Apartment Occupancy Lags in Urban Cores

Urban core submarkets have endured quite the rollercoaster in apartment performance over the last three years. First, they were hit hard in the pandemic as residents fled and operators’ pricing power waned. Then, they rebounded notably. All the while, supply mounted.

Today, occupancy across the nation’s largest urban cores lags the market average by about 80 basis points (bps), on average. That gap got as deep as 250 bps in early 2021 and has been slowly improving since. Today’s delta nearly matches the pre-pandemic norm of about 70 bps, according to data from RealPage Market Analytics.

In over three quarters of the nation’s largest apartment markets, urban core occupancy underperforms. Yet, some markets are feeling the difference more than others.

In Sacramento, urban core occupancy generally trailed the market average even before the pandemic, but the delta has widened since 2020. Construction in Central Sacramento has been prolific over the last year, adding 1,500 units in 2022 alone, accounting for an 8.8% inventory jump. Another 1,400 units are expected to deliver in 2023.

Those two trends – historically soft occupancy compared to the market average and a recent construction surge – characterize all the urban cores on this list. Developers all across the nation had honed in on downtowns before the pandemic, and some markets were still working through lease up at those properties when demand plummeted in the back half of 2022.

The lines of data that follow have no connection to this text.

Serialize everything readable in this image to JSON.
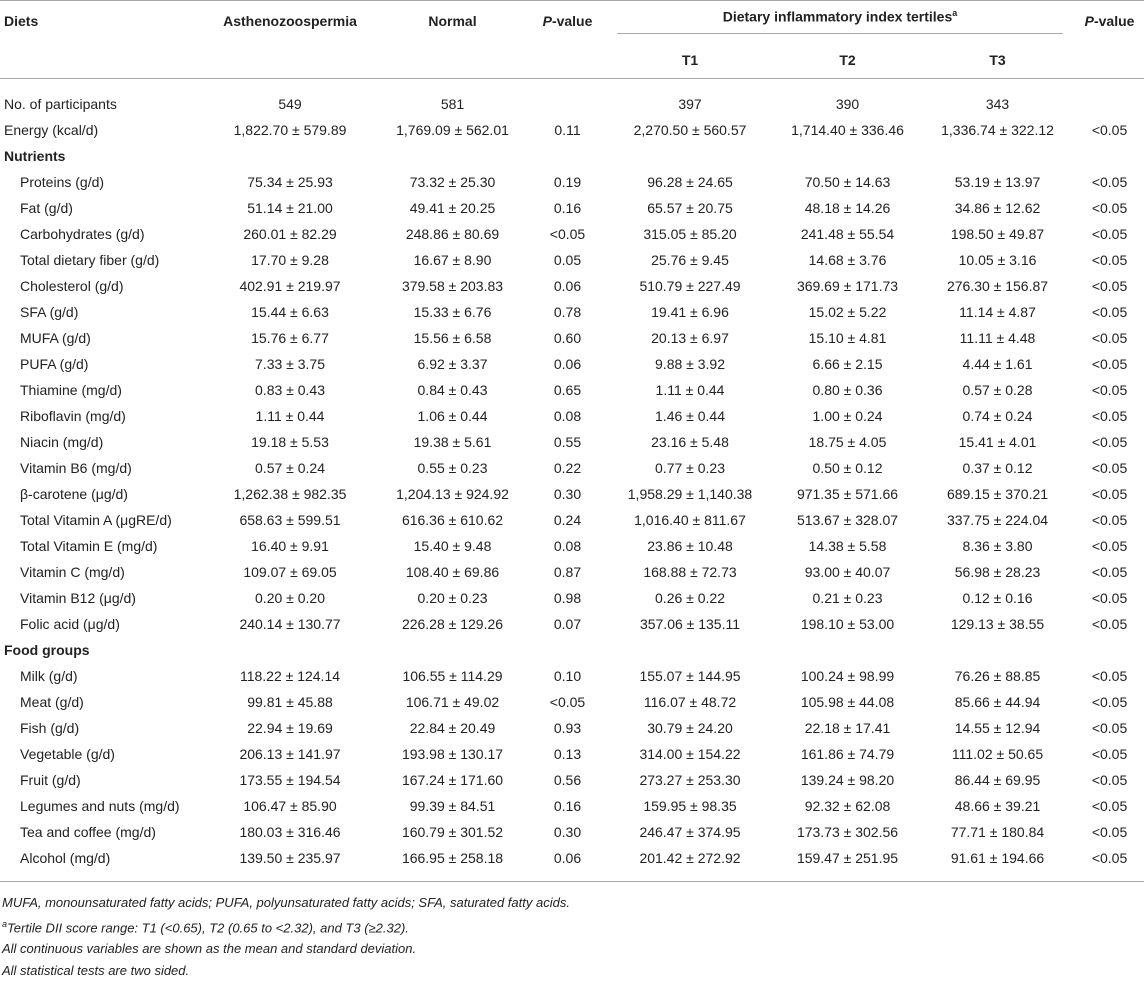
{
  "table": {
    "header": {
      "diets": "Diets",
      "asthenozoospermia": "Asthenozoospermia",
      "normal": "Normal",
      "p_value": "P-value",
      "dii": {
        "text": "Dietary inflammatory index tertiles",
        "note": "a"
      },
      "tertiles": [
        "T1",
        "T2",
        "T3"
      ],
      "p_value_2": "P-value"
    },
    "body": [
      {
        "rows": [
          [
            "No. of participants",
            "549",
            "581",
            null,
            "397",
            "390",
            "343",
            null
          ],
          [
            "Energy (kcal/d)",
            "1,822.70 ± 579.89",
            "1,769.09 ± 562.01",
            "0.11",
            "2,270.50 ± 560.57",
            "1,714.40 ± 336.46",
            "1,336.74 ± 322.12",
            "<0.05"
          ]
        ]
      },
      {
        "title": "Nutrients",
        "rows": [
          [
            "Proteins (g/d)",
            "75.34 ± 25.93",
            "73.32 ± 25.30",
            "0.19",
            "96.28 ± 24.65",
            "70.50 ± 14.63",
            "53.19 ± 13.97",
            "<0.05"
          ],
          [
            "Fat (g/d)",
            "51.14 ± 21.00",
            "49.41 ± 20.25",
            "0.16",
            "65.57 ± 20.75",
            "48.18 ± 14.26",
            "34.86 ± 12.62",
            "<0.05"
          ],
          [
            "Carbohydrates (g/d)",
            "260.01 ± 82.29",
            "248.86 ± 80.69",
            "<0.05",
            "315.05 ± 85.20",
            "241.48 ± 55.54",
            "198.50 ± 49.87",
            "<0.05"
          ],
          [
            "Total dietary fiber (g/d)",
            "17.70 ± 9.28",
            "16.67 ± 8.90",
            "0.05",
            "25.76 ± 9.45",
            "14.68 ± 3.76",
            "10.05 ± 3.16",
            "<0.05"
          ],
          [
            "Cholesterol (g/d)",
            "402.91 ± 219.97",
            "379.58 ± 203.83",
            "0.06",
            "510.79 ± 227.49",
            "369.69 ± 171.73",
            "276.30 ± 156.87",
            "<0.05"
          ],
          [
            "SFA (g/d)",
            "15.44 ± 6.63",
            "15.33 ± 6.76",
            "0.78",
            "19.41 ± 6.96",
            "15.02 ± 5.22",
            "11.14 ± 4.87",
            "<0.05"
          ],
          [
            "MUFA (g/d)",
            "15.76 ± 6.77",
            "15.56 ± 6.58",
            "0.60",
            "20.13 ± 6.97",
            "15.10 ± 4.81",
            "11.11 ± 4.48",
            "<0.05"
          ],
          [
            "PUFA (g/d)",
            "7.33 ± 3.75",
            "6.92 ± 3.37",
            "0.06",
            "9.88 ± 3.92",
            "6.66 ± 2.15",
            "4.44 ± 1.61",
            "<0.05"
          ],
          [
            "Thiamine (mg/d)",
            "0.83 ± 0.43",
            "0.84 ± 0.43",
            "0.65",
            "1.11 ± 0.44",
            "0.80 ± 0.36",
            "0.57 ± 0.28",
            "<0.05"
          ],
          [
            "Riboflavin (mg/d)",
            "1.11 ± 0.44",
            "1.06 ± 0.44",
            "0.08",
            "1.46 ± 0.44",
            "1.00 ± 0.24",
            "0.74 ± 0.24",
            "<0.05"
          ],
          [
            "Niacin (mg/d)",
            "19.18 ± 5.53",
            "19.38 ± 5.61",
            "0.55",
            "23.16 ± 5.48",
            "18.75 ± 4.05",
            "15.41 ± 4.01",
            "<0.05"
          ],
          [
            "Vitamin B6 (mg/d)",
            "0.57 ± 0.24",
            "0.55 ± 0.23",
            "0.22",
            "0.77 ± 0.23",
            "0.50 ± 0.12",
            "0.37 ± 0.12",
            "<0.05"
          ],
          [
            "β-carotene (μg/d)",
            "1,262.38 ± 982.35",
            "1,204.13 ± 924.92",
            "0.30",
            "1,958.29 ± 1,140.38",
            "971.35 ± 571.66",
            "689.15 ± 370.21",
            "<0.05"
          ],
          [
            "Total Vitamin A (μgRE/d)",
            "658.63 ± 599.51",
            "616.36 ± 610.62",
            "0.24",
            "1,016.40 ± 811.67",
            "513.67 ± 328.07",
            "337.75 ± 224.04",
            "<0.05"
          ],
          [
            "Total Vitamin E (mg/d)",
            "16.40 ± 9.91",
            "15.40 ± 9.48",
            "0.08",
            "23.86 ± 10.48",
            "14.38 ± 5.58",
            "8.36 ± 3.80",
            "<0.05"
          ],
          [
            "Vitamin C (mg/d)",
            "109.07 ± 69.05",
            "108.40 ± 69.86",
            "0.87",
            "168.88 ± 72.73",
            "93.00 ± 40.07",
            "56.98 ± 28.23",
            "<0.05"
          ],
          [
            "Vitamin B12 (μg/d)",
            "0.20 ± 0.20",
            "0.20 ± 0.23",
            "0.98",
            "0.26 ± 0.22",
            "0.21 ± 0.23",
            "0.12 ± 0.16",
            "<0.05"
          ],
          [
            "Folic acid (μg/d)",
            "240.14 ± 130.77",
            "226.28 ± 129.26",
            "0.07",
            "357.06 ± 135.11",
            "198.10 ± 53.00",
            "129.13 ± 38.55",
            "<0.05"
          ]
        ]
      },
      {
        "title": "Food groups",
        "rows": [
          [
            "Milk (g/d)",
            "118.22 ± 124.14",
            "106.55 ± 114.29",
            "0.10",
            "155.07 ± 144.95",
            "100.24 ± 98.99",
            "76.26 ± 88.85",
            "<0.05"
          ],
          [
            "Meat (g/d)",
            "99.81 ± 45.88",
            "106.71 ± 49.02",
            "<0.05",
            "116.07 ± 48.72",
            "105.98 ± 44.08",
            "85.66 ± 44.94",
            "<0.05"
          ],
          [
            "Fish (g/d)",
            "22.94 ± 19.69",
            "22.84 ± 20.49",
            "0.93",
            "30.79 ± 24.20",
            "22.18 ± 17.41",
            "14.55 ± 12.94",
            "<0.05"
          ],
          [
            "Vegetable (g/d)",
            "206.13 ± 141.97",
            "193.98 ± 130.17",
            "0.13",
            "314.00 ± 154.22",
            "161.86 ± 74.79",
            "111.02 ± 50.65",
            "<0.05"
          ],
          [
            "Fruit (g/d)",
            "173.55 ± 194.54",
            "167.24 ± 171.60",
            "0.56",
            "273.27 ± 253.30",
            "139.24 ± 98.20",
            "86.44 ± 69.95",
            "<0.05"
          ],
          [
            "Legumes and nuts (mg/d)",
            "106.47 ± 85.90",
            "99.39 ± 84.51",
            "0.16",
            "159.95 ± 98.35",
            "92.32 ± 62.08",
            "48.66 ± 39.21",
            "<0.05"
          ],
          [
            "Tea and coffee (mg/d)",
            "180.03 ± 316.46",
            "160.79 ± 301.52",
            "0.30",
            "246.47 ± 374.95",
            "173.73 ± 302.56",
            "77.71 ± 180.84",
            "<0.05"
          ],
          [
            "Alcohol (mg/d)",
            "139.50 ± 235.97",
            "166.95 ± 258.18",
            "0.06",
            "201.42 ± 272.92",
            "159.47 ± 251.95",
            "91.61 ± 194.66",
            "<0.05"
          ]
        ]
      }
    ]
  },
  "footnotes": {
    "abbreviations": "MUFA, monounsaturated fatty acids; PUFA, polyunsaturated fatty acids; SFA, saturated fatty acids.",
    "tertile": {
      "marker": "a",
      "text": "Tertile DII score range: T1 (<0.65), T2 (0.65 to <2.32), and T3 (≥2.32)."
    },
    "continuous": "All continuous variables are shown as the mean and standard deviation.",
    "tests": "All statistical tests are two sided."
  }
}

In only a handful of major apartment markets, urban core occupancy outperforms the market average. These markets all have one of two things in common: They’re home to a major university and subsequent student population (such as Riverside with the University of California at Riverside and Greensboro with the University of North Carolina at Greensboro and North Carolina A&T University) or they are a coastal city that has benefited from population growth since the pandemic (such as Jacksonville, Virginia Beach and Tampa).

This takeaway aligns with RealPage Director of Research Carl Whitaker’s recent take on which market profiles are situated to outperform in 2023.